What You Should Do About Options Backdating
from
September/October 2006
by Julie Connelly
Is your company exposed to an options-backdating scandal? If so, you’re in a crowded field. More than 2,000 companies have used backdating to reward executives in recent years, according to a study by the University of Iowa’s business school, and a bunch of big-name outfits, including Microsoft, have admitted they might face legal problems over the way they’ve dated options.
Backdating per se won’t necessarily land you in trouble. “It is not illegal to give an employee in-the-money options,” says attorney Kenneth M. Breen, who runs the New York white-collar crime and government investigations group at the law firm Fulbright & Jaworski, speaking of options with a strike price lower than what the stock traded for on the day they were granted. “But the company has to disclose that, and treat the grant properly with regard to tax and accounting rules.”
Board members should get out in front on this issue. “If your company is engaging in an active options-grant compensation program, look into it now,” Breen says. “Don’t wait for the reporter or, worse, the prosecutor to call.” Such calls are frequently followed up by subpoenas. Regulators take a far more benign view of companies that voluntarily investigate their own practices and step forward if anything material surfaces—as some have done since the scandal first surfaced in March at UnitedHealth Group—than they do of outfits where they’ve had to ferret out wrongdoing.
You’re in strong shape if you have a good paper trail establishing that grants are awarded on the same dates every year and that no one has an unusual amount of discretion in doling them out. For some boards, a phone call or two with the company’s outside counsel may be all that’s needed as a review.
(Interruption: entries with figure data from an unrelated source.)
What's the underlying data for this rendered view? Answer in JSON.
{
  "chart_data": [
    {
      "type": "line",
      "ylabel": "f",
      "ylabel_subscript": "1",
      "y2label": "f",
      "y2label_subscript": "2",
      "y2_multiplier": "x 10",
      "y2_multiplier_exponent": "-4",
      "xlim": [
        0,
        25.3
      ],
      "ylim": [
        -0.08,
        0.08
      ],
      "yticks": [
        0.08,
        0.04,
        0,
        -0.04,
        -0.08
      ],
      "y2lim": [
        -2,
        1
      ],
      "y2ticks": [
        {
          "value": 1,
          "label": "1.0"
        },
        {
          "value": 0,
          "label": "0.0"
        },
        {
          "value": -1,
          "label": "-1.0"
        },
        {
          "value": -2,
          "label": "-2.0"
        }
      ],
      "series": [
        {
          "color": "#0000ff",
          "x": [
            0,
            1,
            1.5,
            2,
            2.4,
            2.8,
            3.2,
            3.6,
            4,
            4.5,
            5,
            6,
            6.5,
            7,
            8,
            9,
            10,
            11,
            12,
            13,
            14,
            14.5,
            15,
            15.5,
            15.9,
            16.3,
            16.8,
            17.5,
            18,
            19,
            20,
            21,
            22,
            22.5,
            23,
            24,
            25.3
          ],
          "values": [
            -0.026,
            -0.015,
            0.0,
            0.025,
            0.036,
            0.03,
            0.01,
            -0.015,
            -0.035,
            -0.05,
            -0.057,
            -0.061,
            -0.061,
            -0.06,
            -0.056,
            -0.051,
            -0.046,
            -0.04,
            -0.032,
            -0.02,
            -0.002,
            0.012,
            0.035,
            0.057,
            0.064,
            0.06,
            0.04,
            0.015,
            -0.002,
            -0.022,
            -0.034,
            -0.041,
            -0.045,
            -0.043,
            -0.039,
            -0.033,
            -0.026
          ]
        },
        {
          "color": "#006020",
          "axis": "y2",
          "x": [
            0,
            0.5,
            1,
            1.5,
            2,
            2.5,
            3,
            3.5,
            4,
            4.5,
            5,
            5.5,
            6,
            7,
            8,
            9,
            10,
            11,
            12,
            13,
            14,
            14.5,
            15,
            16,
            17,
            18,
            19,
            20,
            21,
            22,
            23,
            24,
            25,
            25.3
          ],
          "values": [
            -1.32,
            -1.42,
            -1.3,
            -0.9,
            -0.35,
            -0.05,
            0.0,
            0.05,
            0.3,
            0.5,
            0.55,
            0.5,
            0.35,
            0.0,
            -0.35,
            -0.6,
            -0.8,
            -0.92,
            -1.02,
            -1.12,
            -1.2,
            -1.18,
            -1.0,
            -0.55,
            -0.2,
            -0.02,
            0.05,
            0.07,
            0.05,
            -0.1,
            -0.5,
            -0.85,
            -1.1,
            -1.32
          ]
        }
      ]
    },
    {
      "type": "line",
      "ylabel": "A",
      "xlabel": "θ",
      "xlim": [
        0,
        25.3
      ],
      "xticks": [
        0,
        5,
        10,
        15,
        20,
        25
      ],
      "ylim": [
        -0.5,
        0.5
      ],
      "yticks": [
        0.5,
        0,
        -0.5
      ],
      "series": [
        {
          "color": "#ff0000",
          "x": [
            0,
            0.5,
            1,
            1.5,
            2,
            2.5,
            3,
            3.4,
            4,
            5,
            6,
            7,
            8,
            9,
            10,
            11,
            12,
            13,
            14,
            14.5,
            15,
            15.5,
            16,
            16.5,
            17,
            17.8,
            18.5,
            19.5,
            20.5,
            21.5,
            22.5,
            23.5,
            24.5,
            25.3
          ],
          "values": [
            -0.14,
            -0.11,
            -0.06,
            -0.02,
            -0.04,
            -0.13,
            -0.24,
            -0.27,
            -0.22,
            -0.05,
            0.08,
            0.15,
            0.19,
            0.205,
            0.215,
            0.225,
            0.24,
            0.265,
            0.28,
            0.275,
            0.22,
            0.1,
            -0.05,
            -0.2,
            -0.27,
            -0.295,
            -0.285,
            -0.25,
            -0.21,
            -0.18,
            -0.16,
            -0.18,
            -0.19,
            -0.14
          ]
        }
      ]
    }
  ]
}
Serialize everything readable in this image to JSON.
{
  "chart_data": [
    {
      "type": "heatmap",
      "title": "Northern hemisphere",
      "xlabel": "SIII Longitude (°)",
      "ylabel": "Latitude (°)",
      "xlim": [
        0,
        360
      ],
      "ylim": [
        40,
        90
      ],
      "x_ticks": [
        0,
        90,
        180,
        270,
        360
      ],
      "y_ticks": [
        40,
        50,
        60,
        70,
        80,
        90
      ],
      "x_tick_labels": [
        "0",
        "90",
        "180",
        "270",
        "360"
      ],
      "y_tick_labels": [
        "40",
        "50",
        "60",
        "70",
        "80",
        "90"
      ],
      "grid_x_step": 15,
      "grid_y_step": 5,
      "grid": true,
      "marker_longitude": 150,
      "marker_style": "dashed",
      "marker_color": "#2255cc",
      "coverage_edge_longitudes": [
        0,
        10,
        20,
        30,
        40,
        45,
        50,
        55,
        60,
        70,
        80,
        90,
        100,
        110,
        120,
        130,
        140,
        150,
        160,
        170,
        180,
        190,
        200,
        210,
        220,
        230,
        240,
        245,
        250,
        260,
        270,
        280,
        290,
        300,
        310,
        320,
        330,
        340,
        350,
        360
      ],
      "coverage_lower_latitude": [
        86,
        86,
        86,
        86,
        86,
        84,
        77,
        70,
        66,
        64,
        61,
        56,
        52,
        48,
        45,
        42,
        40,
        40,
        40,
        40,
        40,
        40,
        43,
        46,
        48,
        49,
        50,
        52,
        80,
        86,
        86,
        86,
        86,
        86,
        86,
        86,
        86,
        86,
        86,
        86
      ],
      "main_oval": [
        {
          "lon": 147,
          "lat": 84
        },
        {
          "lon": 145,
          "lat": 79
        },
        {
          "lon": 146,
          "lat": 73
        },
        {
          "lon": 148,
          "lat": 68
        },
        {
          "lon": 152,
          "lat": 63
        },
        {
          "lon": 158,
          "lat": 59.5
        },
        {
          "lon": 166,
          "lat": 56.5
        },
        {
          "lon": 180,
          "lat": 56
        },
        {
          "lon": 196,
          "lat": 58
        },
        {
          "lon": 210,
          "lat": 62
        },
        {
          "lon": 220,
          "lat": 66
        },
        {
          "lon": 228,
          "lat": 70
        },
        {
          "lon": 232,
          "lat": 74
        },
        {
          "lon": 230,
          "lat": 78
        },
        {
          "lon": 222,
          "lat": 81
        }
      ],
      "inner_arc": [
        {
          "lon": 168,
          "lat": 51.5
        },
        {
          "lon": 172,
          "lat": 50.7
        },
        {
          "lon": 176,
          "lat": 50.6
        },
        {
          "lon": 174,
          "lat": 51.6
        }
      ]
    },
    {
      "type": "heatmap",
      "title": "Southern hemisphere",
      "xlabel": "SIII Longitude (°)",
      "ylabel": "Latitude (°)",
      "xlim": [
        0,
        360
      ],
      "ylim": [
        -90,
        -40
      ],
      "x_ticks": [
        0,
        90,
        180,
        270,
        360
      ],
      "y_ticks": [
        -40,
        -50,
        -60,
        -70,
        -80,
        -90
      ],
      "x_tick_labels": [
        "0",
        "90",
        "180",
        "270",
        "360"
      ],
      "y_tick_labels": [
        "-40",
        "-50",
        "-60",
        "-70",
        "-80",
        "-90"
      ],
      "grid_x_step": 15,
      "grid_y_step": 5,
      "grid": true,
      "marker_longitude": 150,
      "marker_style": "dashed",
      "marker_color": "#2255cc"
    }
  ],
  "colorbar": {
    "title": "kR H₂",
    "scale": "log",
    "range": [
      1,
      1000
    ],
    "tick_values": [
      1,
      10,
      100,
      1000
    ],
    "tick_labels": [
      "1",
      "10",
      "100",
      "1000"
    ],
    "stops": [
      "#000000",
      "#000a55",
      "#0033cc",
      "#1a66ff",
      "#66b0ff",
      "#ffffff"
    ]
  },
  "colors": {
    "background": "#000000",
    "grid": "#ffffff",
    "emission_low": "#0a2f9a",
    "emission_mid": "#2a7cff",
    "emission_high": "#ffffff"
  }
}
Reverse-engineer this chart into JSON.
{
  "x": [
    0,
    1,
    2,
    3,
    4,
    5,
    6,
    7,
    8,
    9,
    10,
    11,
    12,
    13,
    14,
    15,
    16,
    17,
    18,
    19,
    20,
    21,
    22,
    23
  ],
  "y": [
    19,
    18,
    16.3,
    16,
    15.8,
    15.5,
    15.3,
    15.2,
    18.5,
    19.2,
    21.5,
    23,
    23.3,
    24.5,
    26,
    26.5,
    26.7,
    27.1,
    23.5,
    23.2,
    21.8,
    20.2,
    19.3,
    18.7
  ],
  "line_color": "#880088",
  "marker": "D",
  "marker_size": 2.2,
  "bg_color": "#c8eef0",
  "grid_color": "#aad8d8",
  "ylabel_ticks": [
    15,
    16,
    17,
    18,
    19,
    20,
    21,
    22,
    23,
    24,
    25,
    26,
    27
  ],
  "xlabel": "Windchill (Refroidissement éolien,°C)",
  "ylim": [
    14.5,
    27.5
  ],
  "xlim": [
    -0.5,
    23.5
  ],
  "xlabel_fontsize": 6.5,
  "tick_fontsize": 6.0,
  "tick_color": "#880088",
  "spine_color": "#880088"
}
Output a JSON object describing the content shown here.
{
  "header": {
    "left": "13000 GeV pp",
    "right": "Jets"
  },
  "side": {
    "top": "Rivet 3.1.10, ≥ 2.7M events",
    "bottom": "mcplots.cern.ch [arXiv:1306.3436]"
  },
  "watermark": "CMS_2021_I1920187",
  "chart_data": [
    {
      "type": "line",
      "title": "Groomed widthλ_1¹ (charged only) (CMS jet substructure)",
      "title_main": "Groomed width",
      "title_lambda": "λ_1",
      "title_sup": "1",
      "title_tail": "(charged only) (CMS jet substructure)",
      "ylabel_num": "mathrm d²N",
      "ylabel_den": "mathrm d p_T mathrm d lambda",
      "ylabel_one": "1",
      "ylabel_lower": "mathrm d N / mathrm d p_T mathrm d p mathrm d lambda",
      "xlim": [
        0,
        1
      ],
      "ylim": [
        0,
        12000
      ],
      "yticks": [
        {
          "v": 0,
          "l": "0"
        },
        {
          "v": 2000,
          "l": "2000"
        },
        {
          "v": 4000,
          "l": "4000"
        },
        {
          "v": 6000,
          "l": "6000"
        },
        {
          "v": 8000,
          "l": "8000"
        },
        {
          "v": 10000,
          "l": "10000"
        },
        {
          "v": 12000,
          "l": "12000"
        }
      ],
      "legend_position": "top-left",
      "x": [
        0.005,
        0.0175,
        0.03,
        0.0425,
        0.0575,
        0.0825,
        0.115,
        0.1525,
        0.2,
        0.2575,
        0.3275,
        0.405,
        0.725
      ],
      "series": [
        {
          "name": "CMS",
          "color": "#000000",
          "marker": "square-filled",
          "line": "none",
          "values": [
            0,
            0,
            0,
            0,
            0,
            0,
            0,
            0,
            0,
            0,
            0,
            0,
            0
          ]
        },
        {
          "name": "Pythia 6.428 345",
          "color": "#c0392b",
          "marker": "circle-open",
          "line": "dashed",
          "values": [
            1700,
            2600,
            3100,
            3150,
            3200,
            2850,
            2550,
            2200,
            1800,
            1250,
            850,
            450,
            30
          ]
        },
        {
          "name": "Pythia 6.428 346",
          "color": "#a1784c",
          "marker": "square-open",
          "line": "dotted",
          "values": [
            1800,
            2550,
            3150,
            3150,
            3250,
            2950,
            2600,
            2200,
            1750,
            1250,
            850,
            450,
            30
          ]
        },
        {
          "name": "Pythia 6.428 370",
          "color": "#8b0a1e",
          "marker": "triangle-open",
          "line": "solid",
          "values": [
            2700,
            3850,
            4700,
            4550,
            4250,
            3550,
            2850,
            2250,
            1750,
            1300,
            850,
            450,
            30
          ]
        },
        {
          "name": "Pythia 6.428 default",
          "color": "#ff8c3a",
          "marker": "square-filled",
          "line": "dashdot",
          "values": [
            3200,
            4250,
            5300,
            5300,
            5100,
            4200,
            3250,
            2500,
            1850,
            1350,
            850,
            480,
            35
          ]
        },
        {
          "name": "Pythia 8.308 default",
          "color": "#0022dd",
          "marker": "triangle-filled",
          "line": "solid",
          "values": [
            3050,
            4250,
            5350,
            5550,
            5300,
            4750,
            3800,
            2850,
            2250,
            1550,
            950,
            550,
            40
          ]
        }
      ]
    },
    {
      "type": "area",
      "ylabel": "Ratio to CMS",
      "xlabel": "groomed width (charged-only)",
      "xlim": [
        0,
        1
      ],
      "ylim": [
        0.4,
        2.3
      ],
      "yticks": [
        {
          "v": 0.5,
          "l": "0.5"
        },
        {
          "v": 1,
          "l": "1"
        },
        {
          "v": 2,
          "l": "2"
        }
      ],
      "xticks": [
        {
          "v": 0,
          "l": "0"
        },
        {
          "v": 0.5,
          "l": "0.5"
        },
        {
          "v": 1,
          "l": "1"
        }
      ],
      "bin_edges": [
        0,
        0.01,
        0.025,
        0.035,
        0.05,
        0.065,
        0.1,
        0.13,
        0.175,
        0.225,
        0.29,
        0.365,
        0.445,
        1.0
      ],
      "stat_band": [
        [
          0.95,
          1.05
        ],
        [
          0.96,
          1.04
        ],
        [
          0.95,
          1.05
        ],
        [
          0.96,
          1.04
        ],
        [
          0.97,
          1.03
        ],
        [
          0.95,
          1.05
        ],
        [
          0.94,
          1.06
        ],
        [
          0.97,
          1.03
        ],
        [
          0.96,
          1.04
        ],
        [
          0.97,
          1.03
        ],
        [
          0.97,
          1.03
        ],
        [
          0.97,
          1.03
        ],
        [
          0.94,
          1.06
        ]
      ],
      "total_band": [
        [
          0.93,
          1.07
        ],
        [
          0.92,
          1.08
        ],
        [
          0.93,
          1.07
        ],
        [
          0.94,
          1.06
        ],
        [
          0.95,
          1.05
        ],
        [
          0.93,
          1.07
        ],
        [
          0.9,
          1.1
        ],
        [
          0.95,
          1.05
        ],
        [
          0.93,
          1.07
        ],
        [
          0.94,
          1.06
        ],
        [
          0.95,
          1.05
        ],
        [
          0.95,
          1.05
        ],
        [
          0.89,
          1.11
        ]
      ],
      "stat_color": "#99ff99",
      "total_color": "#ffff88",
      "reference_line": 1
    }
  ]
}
But if there isn’t a trail or if papers are missing, that’s a wildly flapping red flag all by itself. There should be documents relating to the options plan, options agreements, minutes from compensation-committee and board meetings that establish when grants were approved and at what price, correspondence among consultants and employees involved in administering the options plan, regulatory disclosure forms, and charts that trace the historical trading patterns of the stock.
“The information is readily available without digging deeply,” says Robert Hayward, who specializes in corporate and securities transactions at the Kirkland & Ellis law firm in Chicago. “If you know when the grants were made and the historical share prices, you can pretty quickly see if you need to dig deeper.”
If you do have to tunnel down, the board should form a special committee—or delegate the job to the audit committee—to hire an outside law firm for an investigation. Don’t use the firm you already have on retainer, or one that is connected in any way with a board member. The firm’s investigation will consist of three parts: gathering and preserving the documents relevant to the backdating; interviewing the people involved in the options program and others who have pertinent information; and making a report to the committee, either in writing or orally. The report should describe what the investigation turned up and recommend how to handle the findings and prevent the problem in the future. Says Joseph Serino, a litigation partner at Kirkland & Ellis: “Among other things, the report should suggest whether disclosures should be made or updated, whether the financials should be restated or amended, whether options policies should be changed, whether people should be terminated with legal action taken against them, and whether the company should report itself to the regulatory agencies.” After all the directors have discussed the report and voted on what to do about the recommendations, there may be one more step you need to take: Dust off your management-succession plans.